Peter aims to communicate hope by explaining God’s purposes in our trials and suffering (1Pe 1). Even in trial God’s people are to live in such a way as to reflect his life and truth. As Paul speaks to the Ephesians and Colossians, so Peter now instructs his readers about the practicalities of living out biblical faith in the world around us and in all our relationships including marriage. Peter also focuses on baptism as a powerful witness of our clean conscience before God and of his transforming power (1Pe 2-3).

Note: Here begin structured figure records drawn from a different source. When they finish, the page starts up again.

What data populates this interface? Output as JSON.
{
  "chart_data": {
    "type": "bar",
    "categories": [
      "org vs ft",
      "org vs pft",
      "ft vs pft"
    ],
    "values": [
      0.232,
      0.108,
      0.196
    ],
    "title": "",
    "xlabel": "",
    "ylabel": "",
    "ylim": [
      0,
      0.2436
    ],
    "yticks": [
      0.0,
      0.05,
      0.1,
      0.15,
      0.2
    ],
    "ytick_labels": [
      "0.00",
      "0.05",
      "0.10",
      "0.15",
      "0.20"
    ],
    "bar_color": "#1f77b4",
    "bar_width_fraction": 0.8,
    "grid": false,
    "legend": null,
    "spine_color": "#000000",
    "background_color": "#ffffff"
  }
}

Directly addressing the persecution confronting believers, Peter gives very practical instruction for living through such times (1Pe 4). He also knows that leadership is critical in difficult times, and he addresses elders, urging them to live lives of humility and in submission to Christ and to each other (1Pe 5). Before final greetings, Peter concludes with a call to stand firm in the faith and to know that God is being glorified as we both suffer and grow in walk with him.

What does it mean?

The practical teaching in 1 Peter is obvious about God’s purposes in trials and suffering and about how to prosper in missional living during such times. Everything Peter says has benefit for us today even though the nature of our trials and suffering may be far different than that of the first century.
Beneath the surface is another important theme that appears in 1 Peter 5:5-6 as Peter urges other church leaders to humble themselves under God’s mighty hand. As a young follower of Jesus, Peter appears in the Gospels as impetuous, brash and often a bit prideful. Remarkably, some three decades later, Peter is preaching humility. Peter writes that God uses trials and suffering to accomplish his mission in the world and in us. Learning to trust God in trials is transformational, and Peter himself is the prime example here, having been transformed through his walk of faith.

How will I respond?

What is the point of suffering or trial in my life right now? What is one way that God may be using this suffering to accomplish him mission in others? What is one way that God may be using this suffering to equip me and to further my personal growth?